Thursday, April 09, 2009

The Anti-Bush: Trying to do it all

There was one characteristic of President George W. Bush that his opponents never figured a way to effectively combat - his ability to focus all of his attention and power on one issue at a time. While his Democratic opponents were all trying to pull him into battles on health care, defense, immigration, stem cells, abortion, etc., he would pick just one issue and make it his administration's top priority. Every major speech, every major TV appearance, every major article produced would focus on that one issue, until either the president has his way or it became clear that the American people wee not behind him.

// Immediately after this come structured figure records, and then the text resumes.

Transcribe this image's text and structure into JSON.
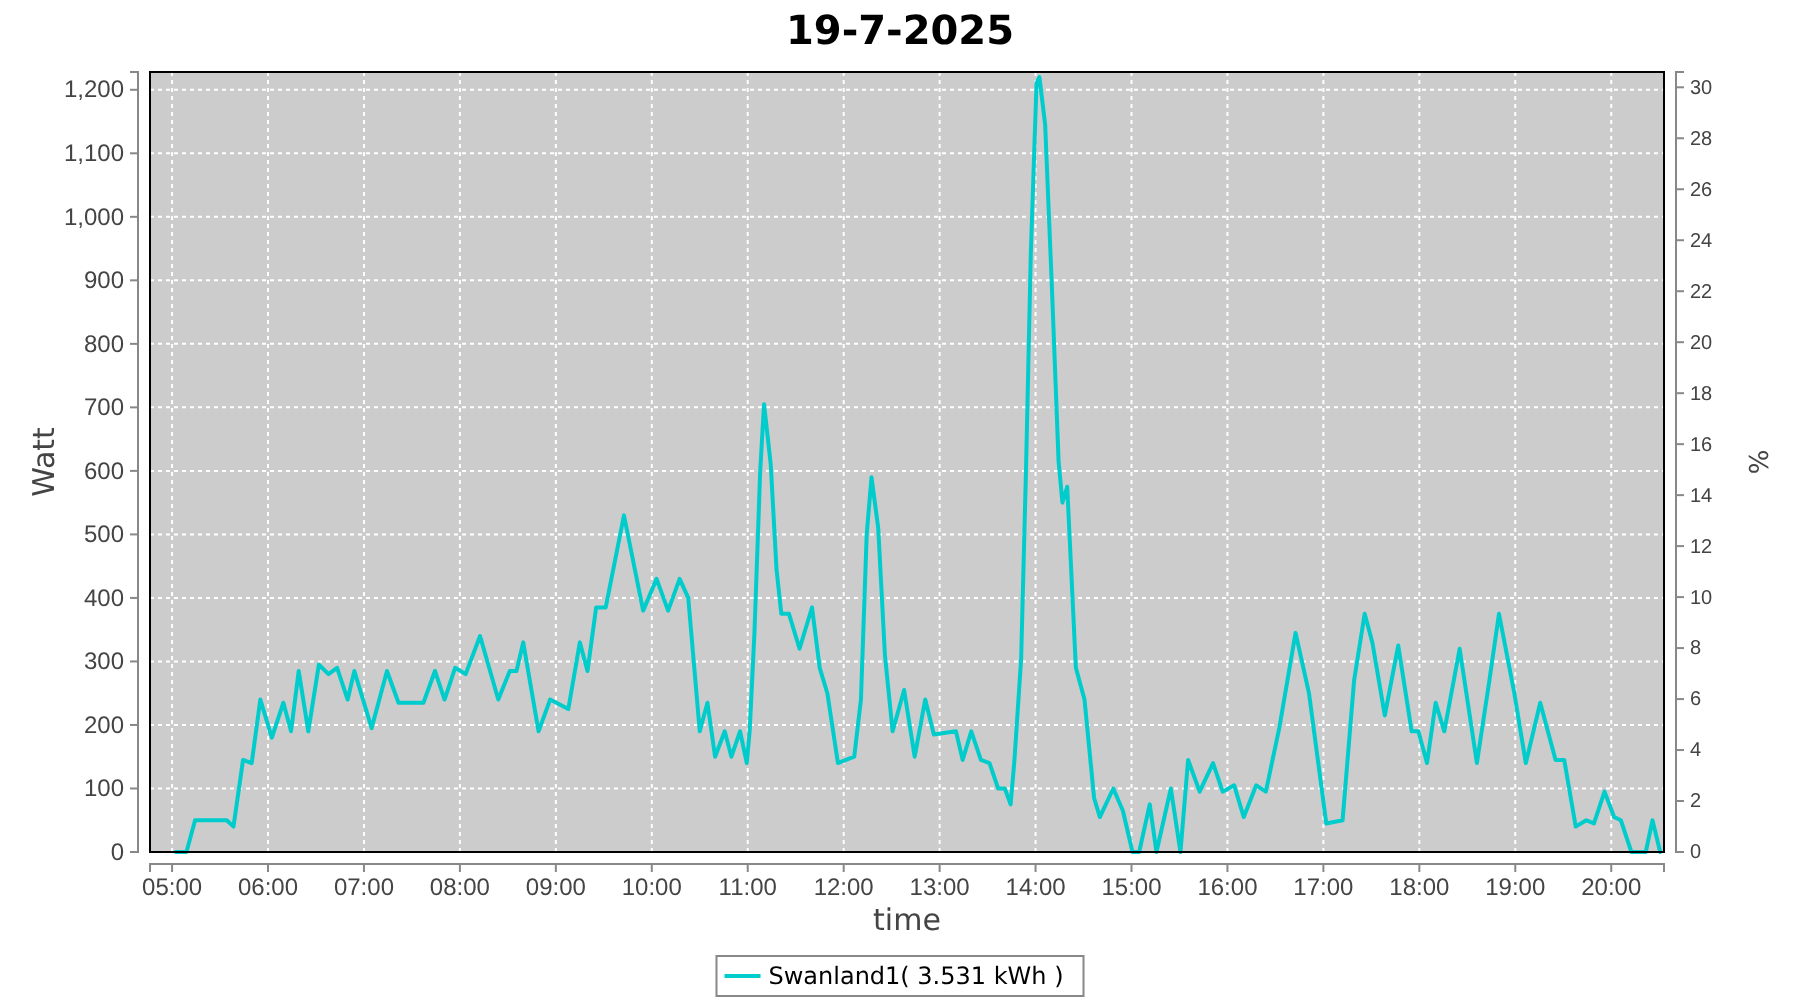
{
  "chart_data": {
    "type": "line",
    "title": "19-7-2025",
    "xlabel": "time",
    "ylabel": "Watt",
    "y2label": "%",
    "xlim": [
      4.77,
      20.55
    ],
    "xticks": [
      {
        "value": 5,
        "label": "05:00"
      },
      {
        "value": 6,
        "label": "06:00"
      },
      {
        "value": 7,
        "label": "07:00"
      },
      {
        "value": 8,
        "label": "08:00"
      },
      {
        "value": 9,
        "label": "09:00"
      },
      {
        "value": 10,
        "label": "10:00"
      },
      {
        "value": 11,
        "label": "11:00"
      },
      {
        "value": 12,
        "label": "12:00"
      },
      {
        "value": 13,
        "label": "13:00"
      },
      {
        "value": 14,
        "label": "14:00"
      },
      {
        "value": 15,
        "label": "15:00"
      },
      {
        "value": 16,
        "label": "16:00"
      },
      {
        "value": 17,
        "label": "17:00"
      },
      {
        "value": 18,
        "label": "18:00"
      },
      {
        "value": 19,
        "label": "19:00"
      },
      {
        "value": 20,
        "label": "20:00"
      }
    ],
    "ylim": [
      0,
      1228
    ],
    "yticks": [
      0,
      100,
      200,
      300,
      400,
      500,
      600,
      700,
      800,
      900,
      {
        "value": 1000,
        "label": "1,000"
      },
      {
        "value": 1100,
        "label": "1,100"
      },
      {
        "value": 1200,
        "label": "1,200"
      }
    ],
    "y2lim": [
      0,
      30.6
    ],
    "y2ticks": [
      0,
      2,
      4,
      6,
      8,
      10,
      12,
      14,
      16,
      18,
      20,
      22,
      24,
      26,
      28,
      30
    ],
    "grid": true,
    "legend": "bottom",
    "marker": "none",
    "line_style": "solid",
    "series": [
      {
        "name": "Swanland1( 3.531 kWh )",
        "color": "#00cccc",
        "x": [
          5.04,
          5.15,
          5.24,
          5.57,
          5.64,
          5.74,
          5.83,
          5.92,
          6.04,
          6.16,
          6.24,
          6.32,
          6.42,
          6.53,
          6.63,
          6.72,
          6.83,
          6.9,
          7.08,
          7.24,
          7.36,
          7.62,
          7.74,
          7.84,
          7.95,
          8.06,
          8.21,
          8.4,
          8.52,
          8.59,
          8.66,
          8.82,
          8.94,
          9.13,
          9.25,
          9.33,
          9.42,
          9.52,
          9.71,
          9.91,
          10.05,
          10.17,
          10.29,
          10.38,
          10.5,
          10.58,
          10.66,
          10.76,
          10.83,
          10.92,
          10.99,
          11.02,
          11.07,
          11.13,
          11.17,
          11.24,
          11.3,
          11.35,
          11.43,
          11.54,
          11.67,
          11.75,
          11.83,
          11.94,
          12.11,
          12.18,
          12.24,
          12.29,
          12.36,
          12.43,
          12.51,
          12.63,
          12.74,
          12.85,
          12.94,
          13.17,
          13.24,
          13.33,
          13.43,
          13.52,
          13.61,
          13.68,
          13.74,
          13.78,
          13.85,
          13.9,
          13.95,
          14.01,
          14.04,
          14.1,
          14.17,
          14.24,
          14.28,
          14.33,
          14.42,
          14.51,
          14.61,
          14.67,
          14.81,
          14.91,
          15.01,
          15.08,
          15.19,
          15.26,
          15.41,
          15.51,
          15.59,
          15.71,
          15.85,
          15.95,
          16.07,
          16.17,
          16.3,
          16.4,
          16.54,
          16.71,
          16.85,
          17.03,
          17.2,
          17.32,
          17.43,
          17.51,
          17.64,
          17.78,
          17.92,
          17.99,
          18.08,
          18.17,
          18.26,
          18.42,
          18.6,
          18.73,
          18.83,
          18.99,
          19.11,
          19.26,
          19.42,
          19.51,
          19.63,
          19.74,
          19.82,
          19.93,
          20.03,
          20.1,
          20.21,
          20.36,
          20.43,
          20.51
        ],
        "values": [
          0,
          0,
          50,
          50,
          40,
          145,
          140,
          240,
          180,
          235,
          190,
          285,
          190,
          295,
          280,
          290,
          240,
          285,
          195,
          285,
          235,
          235,
          285,
          240,
          290,
          280,
          340,
          240,
          285,
          285,
          330,
          190,
          240,
          225,
          330,
          285,
          385,
          385,
          530,
          380,
          430,
          380,
          430,
          400,
          190,
          235,
          150,
          190,
          150,
          190,
          140,
          190,
          345,
          600,
          705,
          610,
          445,
          375,
          375,
          320,
          385,
          290,
          250,
          140,
          150,
          240,
          500,
          590,
          510,
          310,
          190,
          255,
          150,
          240,
          185,
          190,
          145,
          190,
          145,
          140,
          100,
          100,
          75,
          145,
          305,
          600,
          940,
          1210,
          1220,
          1145,
          890,
          615,
          550,
          575,
          290,
          240,
          85,
          55,
          100,
          65,
          0,
          0,
          75,
          0,
          100,
          0,
          145,
          95,
          140,
          95,
          105,
          55,
          105,
          95,
          195,
          345,
          250,
          45,
          50,
          270,
          375,
          330,
          215,
          325,
          190,
          190,
          140,
          235,
          190,
          320,
          140,
          270,
          375,
          250,
          140,
          235,
          145,
          145,
          40,
          50,
          45,
          95,
          55,
          50,
          0,
          0,
          50,
          0
        ]
      }
    ]
  }
}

President Obama seems obsessed with the idea of being the Anti-Bush, not only undoing moves that the public was never comfortable with (i.e. Gitmo) but also taking opposite stances on nearly everything. One of those moves is trying to attack every issue and every constituency at the same time. Now, in the midst of an economic crisis, not only is trying to tackle military transformation, health care reform, and tax reform, but now also Immigration Reform (which incidentally is one of the few issues that President George W Bush focussed on but had to abandon without having his way).

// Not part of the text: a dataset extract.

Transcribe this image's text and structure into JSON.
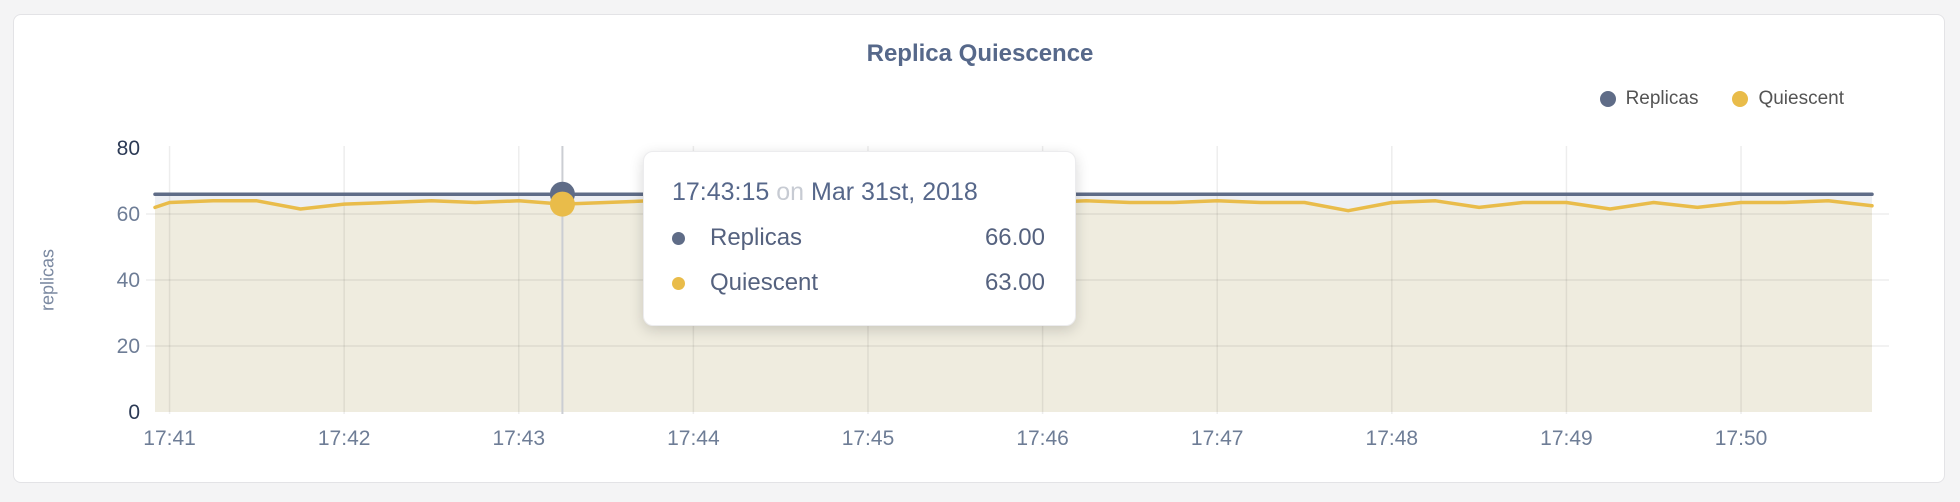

Perhaps this is a "divide and conquer" strategy to force the opposition to thin themselves out by opposing every Obama priority. But it looks like a desperate man trying to make hay because he knows his time is short. And desperation is never attractive in a leader.

3 comments:

CRCHAIR said...

I read this article too and can't help but think that immigration is an issue for his 2nd year, not the first. But maybe he figures that he can get all the Democrats to vote for things now, so why risk putting something off to when he might not have as big a majority in one of the houses of Congress.

Sean said...

It seems like a lot of the things he's trying to accomplish are second year issues - particularly given the current state of the economy. He may be doing what Crchair suggests, but it seems that in doing so he could create fatigue in his own party having to fight so many battles on so many different fronts all at once. It's possible that he gets very little from this strategy simply because he can't get his own party to focus on one issue long enough to form a coalition.

Jaltus said...

It has more to do with a promise he made to voters that he would begin the immigration reform during his first year. I think he is trying to keep that promise, though it is a political quagmire for him. It is a poor political move just because of how much it looks like he is undercutting his own jobs initiative.